The alert was issued because authorities believe the likelihood of terrorist attacks will continue, and that terrorists will employ both conventional and nonconventional weapons and targeting official and private events and interests.
So what does this mean? Should you still go on that planned holiday vacation? Or is it time to stay home, cover up with a blanket and bunker in?
Go on vacation. But have some common sense about your travel.
From a practical perspective, expect that airport screening lines will get longer along with processing times at US Ports of Entry, and at customs and immigration processing areas throughout much of the world. Get to the airport sooner and allow extra time for travel.

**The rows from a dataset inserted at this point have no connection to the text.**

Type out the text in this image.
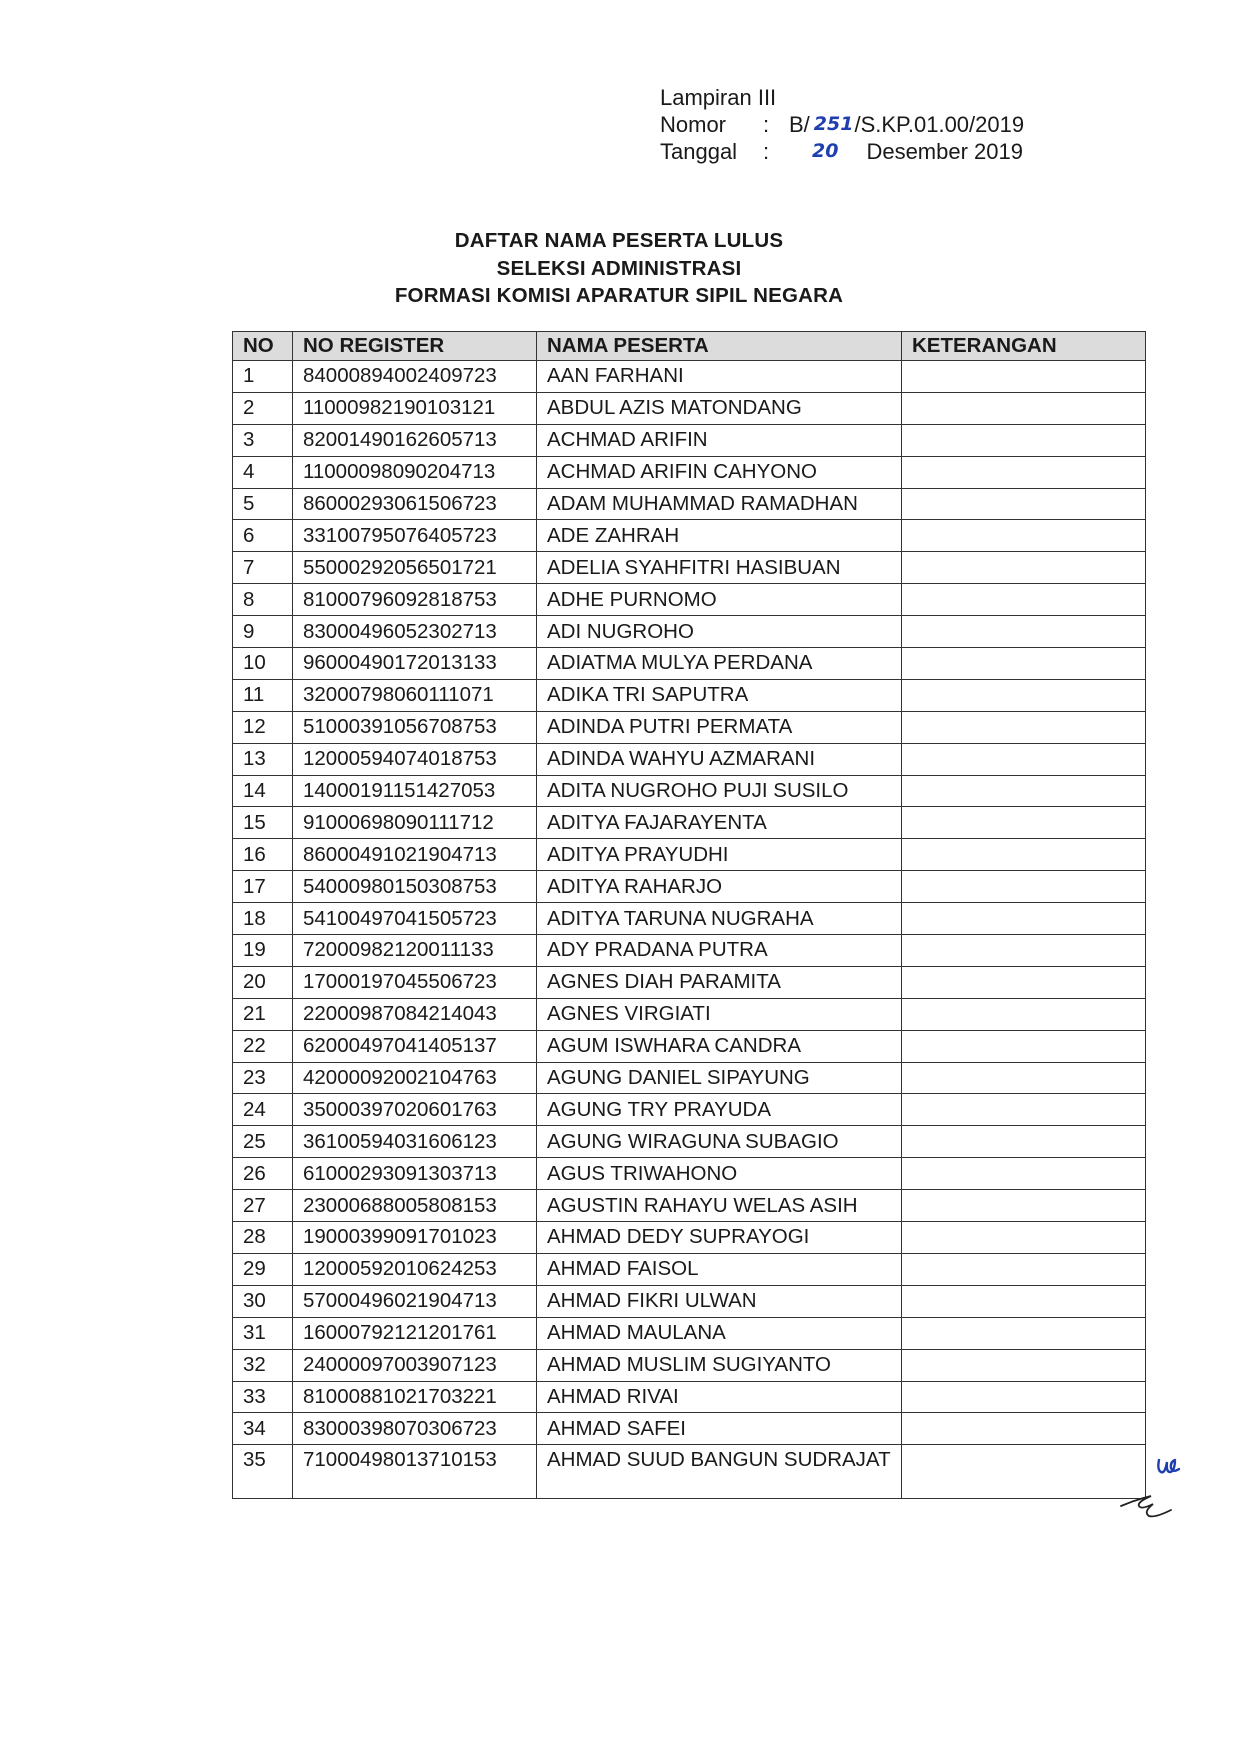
Lampiran III
Nomor	: B/ 251 /S.KP.01.00/2019
Tanggal	:	20 Desember 2019
DAFTAR NAMA PESERTA LULUS
SELEKSI ADMINISTRASI
FORMASI KOMISI APARATUR SIPIL NEGARA
NO	NO REGISTER	NAMA PESERTA	KETERANGAN
1	84000894002409723	AAN FARHANI	
2	11000982190103121	ABDUL AZIS MATONDANG	
3	82001490162605713	ACHMAD ARIFIN	
4	11000098090204713	ACHMAD ARIFIN CAHYONO	
5	86000293061506723	ADAM MUHAMMAD RAMADHAN	
6	33100795076405723	ADE ZAHRAH	
7	55000292056501721	ADELIA SYAHFITRI HASIBUAN	
8	81000796092818753	ADHE PURNOMO	
9	83000496052302713	ADI NUGROHO	
10	96000490172013133	ADIATMA MULYA PERDANA	
11	32000798060111071	ADIKA TRI SAPUTRA	
12	51000391056708753	ADINDA PUTRI PERMATA	
13	12000594074018753	ADINDA WAHYU AZMARANI	
14	14000191151427053	ADITA NUGROHO PUJI SUSILO	
15	91000698090111712	ADITYA FAJARAYENTA	
16	86000491021904713	ADITYA PRAYUDHI	
17	54000980150308753	ADITYA RAHARJO	
18	54100497041505723	ADITYA TARUNA NUGRAHA	
19	72000982120011133	ADY PRADANA PUTRA	
20	17000197045506723	AGNES DIAH PARAMITA	
21	22000987084214043	AGNES VIRGIATI	
22	62000497041405137	AGUM ISWHARA CANDRA	
23	42000092002104763	AGUNG DANIEL SIPAYUNG	
24	35000397020601763	AGUNG TRY PRAYUDA	
25	36100594031606123	AGUNG WIRAGUNA SUBAGIO	
26	61000293091303713	AGUS TRIWAHONO	
27	23000688005808153	AGUSTIN RAHAYU WELAS ASIH	
28	19000399091701023	AHMAD DEDY SUPRAYOGI	
29	12000592010624253	AHMAD FAISOL	
30	57000496021904713	AHMAD FIKRI ULWAN	
31	16000792121201761	AHMAD MAULANA	
32	24000097003907123	AHMAD MUSLIM SUGIYANTO	
33	81000881021703221	AHMAD RIVAI	
34	83000398070306723	AHMAD SAFEI	
35	71000498013710153	AHMAD SUUD BANGUN SUDRAJAT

Exercise vigilance when traveling. There is no need to be overly paranoid, just take a few basic steps particularly if you are traveling overseas. The US State Department alert says that you should exercise vigilance when in public places or using transportation and be aware of immediate surroundings, and avoid large crowds or crowded places. That can be kind of difficult if your travel plans call for you to be in large crowds or in crowded places. So let’s take a look at some practical steps you can take.
When going into crowded areas, whether you are in open air venues, or closed-door venues such as theaters, shopping malls, etc., take a look around and identify the closest exits. Consider your options if the shooting starts, such as where you will take cover and how you can egress if the situation arises. Take a casual look around and identify any individuals who seem to be exhibiting behaviors that are not the baseline for that particular venue or activity. Either avoid them, or if they are very suspicious, report them to authorities. Take a look for unattended items.

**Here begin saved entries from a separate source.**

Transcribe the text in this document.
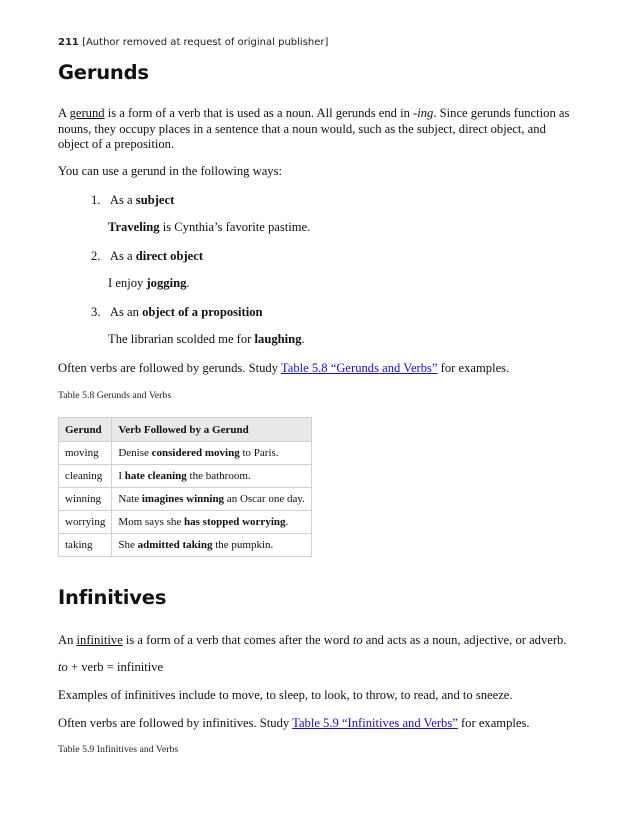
211 [Author removed at request of original publisher]
Gerunds
A gerund is a form of a verb that is used as a noun. All gerunds end in -ing. Since gerunds function as nouns, they occupy places in a sentence that a noun would, such as the subject, direct object, and object of a preposition.
You can use a gerund in the following ways:
1. As a subject
Traveling is Cynthia’s favorite pastime.
2. As a direct object
I enjoy jogging.
3. As an object of a proposition
The librarian scolded me for laughing.
Often verbs are followed by gerunds. Study Table 5.8 “Gerunds and Verbs” for examples.
Table 5.8 Gerunds and Verbs
Gerund	Verb Followed by a Gerund
moving	Denise considered moving to Paris.
cleaning	I hate cleaning the bathroom.
winning	Nate imagines winning an Oscar one day.
worrying	Mom says she has stopped worrying.
taking	She admitted taking the pumpkin.
Infinitives
An infinitive is a form of a verb that comes after the word to and acts as a noun, adjective, or adverb.
to + verb = infinitive
Examples of infinitives include to move, to sleep, to look, to throw, to read, and to sneeze.
Often verbs are followed by infinitives. Study Table 5.9 “Infinitives and Verbs” for examples.
Table 5.9 Infinitives and Verbs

Know the location and the phone number of the American Embassy, or whatever Embassy is related to your country. Carry a cell phone that works in your area. Program the address of the embassy into your cell phones GPS so that you don’t have to waste time doing this later, during an emergency.
Register with the US Department of State Smart Traveler Enrollment Program (STEP). This will help US Embassy contact you in an emergency such as a natural disaster, civil unrest or family emergency. Be sure to check in periodically with media and local information sources and be prepared to adjust travel plans and activities as necessary.
If you are traveling with family or friends, establish a rally point should you get separated, and know each other’s emergency points of contact back home, so you can get in touch with family members or friends of your traveling companions.
When travelling by air, actually review the emergency card so that your brain at least has some information about how to open an emergency exit doors of the situation arise. Yes, there is a reason the flight attendants give you this speech every single time. If there is an incident on the aircraft, you need to be able to get out safety. There are plenty of stories of people surviving the crash but then dying due to smoke inhalation or superheated air. Obviously, if you see someone suspicious or acting suspicious on the aircraft, notify the flight attendant immediately.
If you take public transportation, don’t fall asleep on the taxi, bus, subway or train. Be alert. Have an exit strategy. Particularly if you are in a taxi, remember you’re basically in a car with a stranger.
Don’t believe you are any safer in a hotel either. Hotel crime takes place routinely, but also terrorist attacks such as the Mumbai active shooter incident in 2008, targeted some hotels, and hotels have also been targets for terrorist bombings. If you have a choice, get a room between floors 3-6. Criminals tend to target the first two floors, and any higher than the 6th floor, and you might be out of range of fire department ladders. Room by a stairwell may seem like a good estate plan, the criminals often target rooms next to stairwells since they do not have to wait for the elevator in order to escape.
Review the emergency exit map in your hotel room and know where the emergency exits are. Lock your door of course, and I am a proponent of taking your valuables with you. There are plenty of YouTube videos that explain how to break into the hotel safes. You may also consider getting a security bag to keep your valuables in. Get in the habit of locking items in your suitcase when you are away. I recommend taking a non-TSA lock with you as many criminals have now figured out how to obtain keys (thanks to a Twitter post of the TSA keys) to open TSA locks. Many hotel crimes are crimes of opportunity that you don’t make it easy, many criminals will just move on.
What about the deadline? Does it mean it’s all clear after February 24th?
Alert deadlines are established so that we don’t always remain on a high state of alert. It is impossible to always be DEFCON 1. This isn’t to say that the alert won’t be renewed, but from an intelligence perspective, many terrorist operations rely a little bit on timing and logistics. Sometimes alerts are issued to throw off the timing and logistics. Regardless, the terrorist threat will no more end on February 24 than the threat of next year’s flu virus will end on a specific date. It’s just that with recent events, and likely some intelligence chatter, the potential for an attack is greater right now, through the holiday season.
What you should probably not do in light of this worldwide alert, is stay home and be afraid. That is exactly the outcome terrorists want to achieve. The chances of being involved in a terrorist attack are still far lower than dying from a household accident, or a car accident due to distracted driving, or frankly, of heart disease. Enjoy your life, keep a healthy awareness about you, and if something does not feel right, move away from the situation.